The body announced in June it would no longer accept equity release business from advisers without a Certificate in Lifetime Mortgages (CeLM) or an equivalent qualification after 1 August 2007.
However, Stuart Wilson, managing director of Equity Release Advisory Service, believed an ‘equivalent’ qualification was too ambiguous and would see some under-qualified advisers continue to process equity release mortgage business.
“SHIP has not specified what ‘an equivalent’ is, so this could be anything, including just reading the Financial Services Authority guidelines and signing a waiver. This could allow people to slip through the net and continue doing business which isn’t what the industry wants.”
Wilson also believed providers had underestimated the impact on business levels, which he thought would be noticeably hit once SHIP’s new guidelines were introduced.
However, Jon King, chief executive of SHIP, insisted business would be restricted to qualified equity release professionals and the organisation’s move would benefit the sector.

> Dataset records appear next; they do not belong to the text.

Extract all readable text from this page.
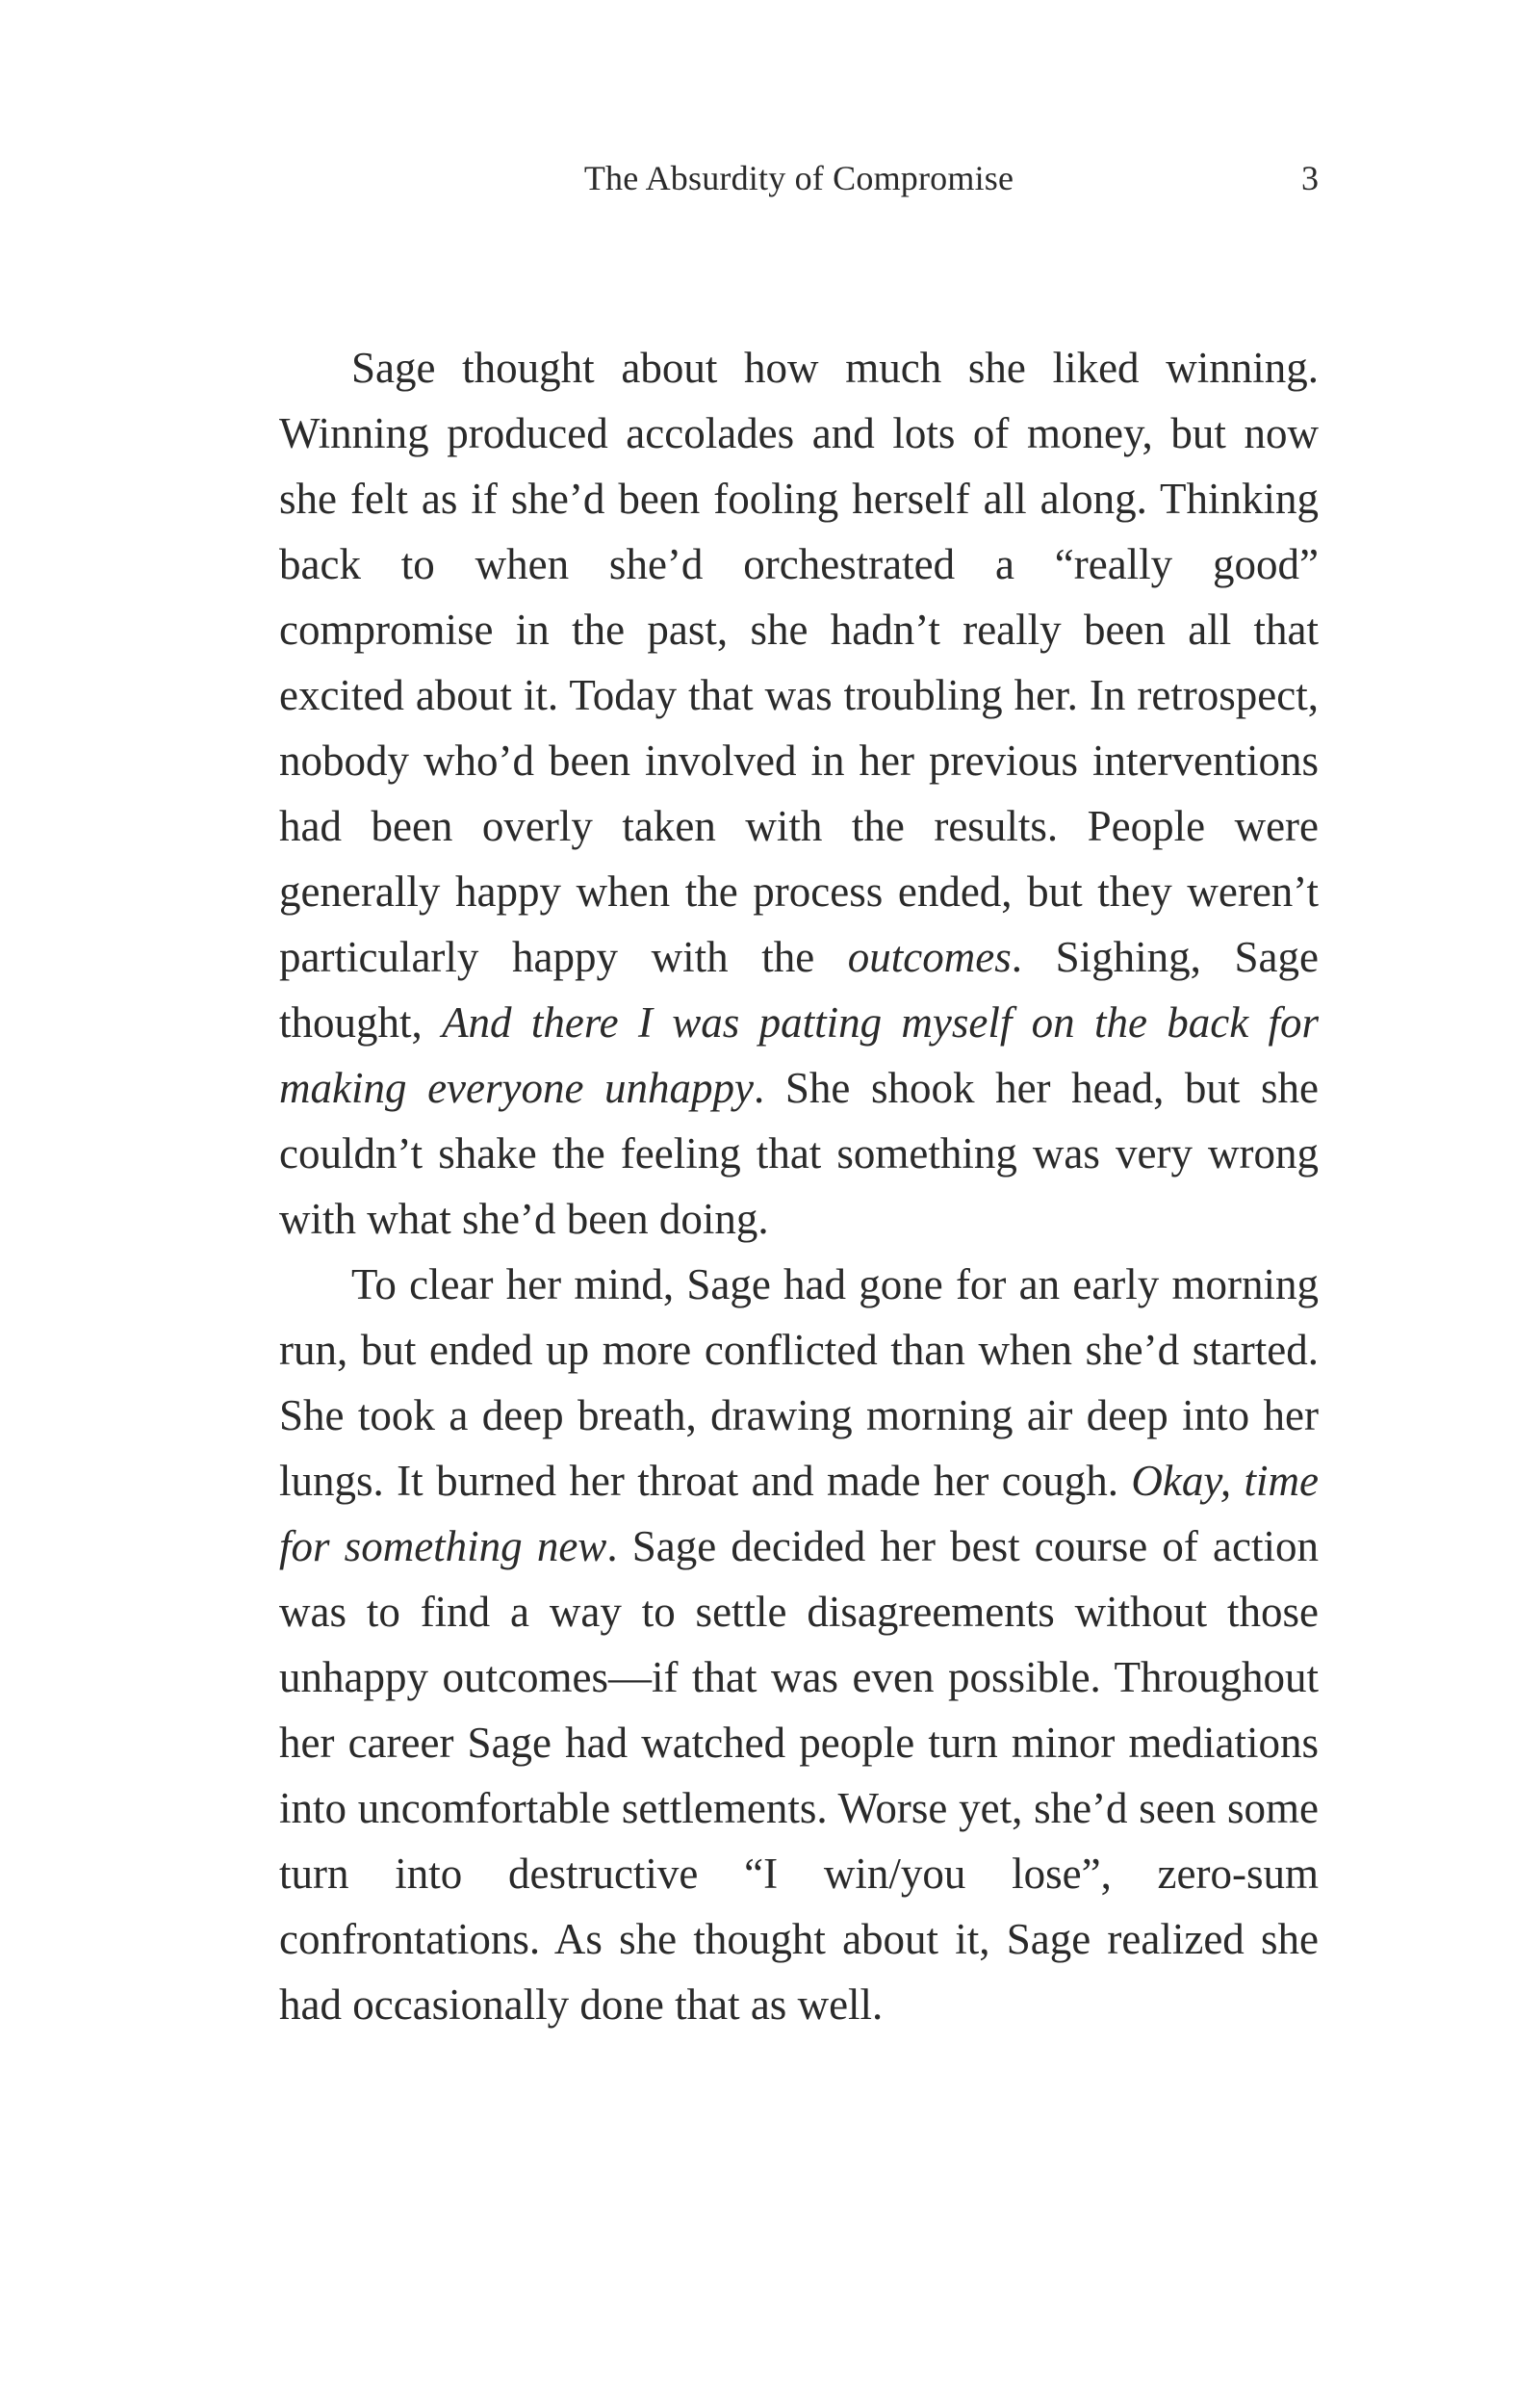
The Absurdity of Compromise	3

Sage thought about how much she liked winning. Winning produced accolades and lots of money, but now she felt as if she’d been fooling herself all along. Thinking back to when she’d orchestrated a “really good” compromise in the past, she hadn’t really been all that excited about it. Today that was troubling her. In retrospect, nobody who’d been involved in her previous interventions had been overly taken with the results. People were generally happy when the process ended, but they weren’t particularly happy with the outcomes. Sighing, Sage thought, And there I was patting myself on the back for making everyone unhappy. She shook her head, but she couldn’t shake the feeling that something was very wrong with what she’d been doing.

To clear her mind, Sage had gone for an early morning run, but ended up more conflicted than when she’d started. She took a deep breath, drawing morning air deep into her lungs. It burned her throat and made her cough. Okay, time for something new. Sage decided her best course of action was to find a way to settle disagreements without those unhappy outcomes—if that was even possible. Throughout her career Sage had watched people turn minor mediations into uncomfortable settlements. Worse yet, she’d seen some turn into destructive “I win/you lose”, zero-sum confrontations. As she thought about it, Sage realized she had occasionally done that as well.
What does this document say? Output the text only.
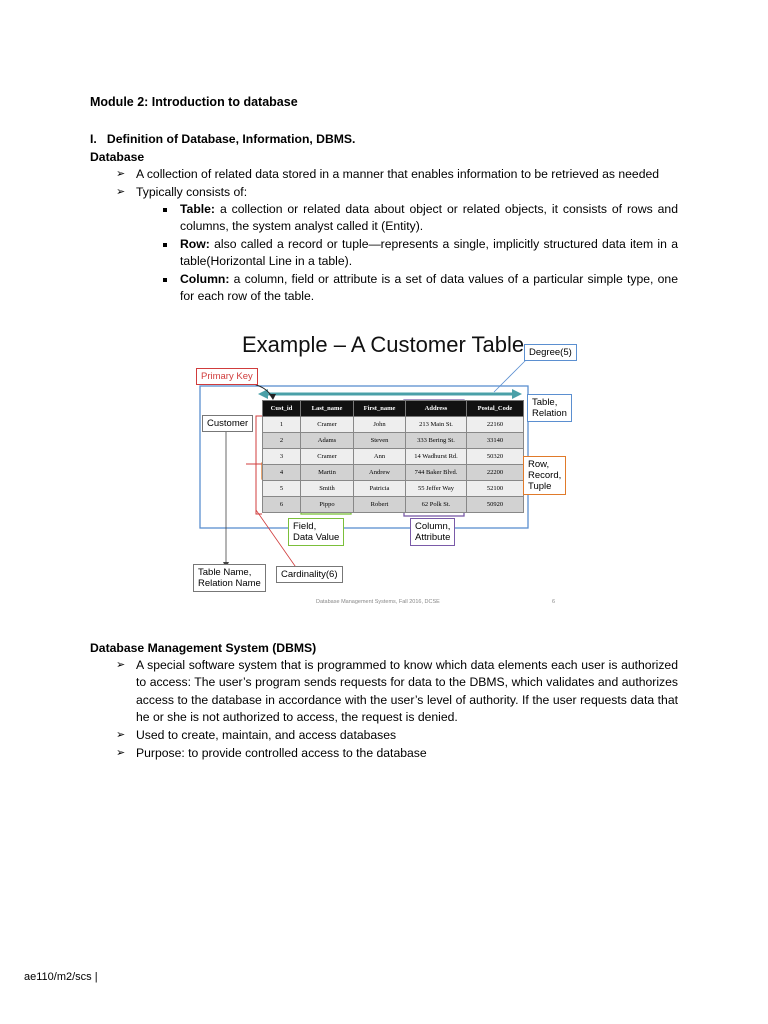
Module 2: Introduction to database
I.   Definition of Database, Information, DBMS.
Database
➢ A collection of related data stored in a manner that enables information to be retrieved as needed
➢ Typically consists of:
Table: a collection or related data about object or related objects, it consists of rows and columns, the system analyst called it (Entity).
Row: also called a record or tuple—represents a single, implicitly structured data item in a table(Horizontal Line in a table).
Column: a column, field or attribute is a set of data values of a particular simple type, one for each row of the table.
Example – A Customer Table
Cust_id	Last_name	First_name	Address	Postal_Code
1	Cramer	John	213 Main St.	22160
2	Adams	Steven	333 Bering St.	33140
3	Cramer	Ann	14 Wadhurst Rd.	50320
4	Martin	Andrew	744 Baker Blvd.	22200
5	Smith	Patricia	55 Jeffer Way	52100
6	Pippo	Robert	62 Polk St.	50920
Degree(5)
Primary Key
Table,
Relation
Customer
Row,
Record,
Tuple
Field,
Data Value
Column,
Attribute
Table Name,
Relation Name
Cardinality(6)
Database Management Systems, Fall 2016, DCSE	6
Database Management System (DBMS)
➢ A special software system that is programmed to know which data elements each user is authorized to access: The user’s program sends requests for data to the DBMS, which validates and authorizes access to the database in accordance with the user’s level of authority. If the user requests data that he or she is not authorized to access, the request is denied.
➢ Used to create, maintain, and access databases
➢ Purpose: to provide controlled access to the database
ae110/m2/scs |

He said: “The two principle qualifications will be the CeLM and the CF7 and we are working with the Skills Council to make sure these exams cover everything that is needed. Things will be slightly different in Scotland, so when we say ‘or equivalent’, it just means taking geographical differences into account.
“People who are serious about doing equity release business have plenty of time to get the relevant qualification. This move is all about driving up standards and this is a massive step forward for the industry.”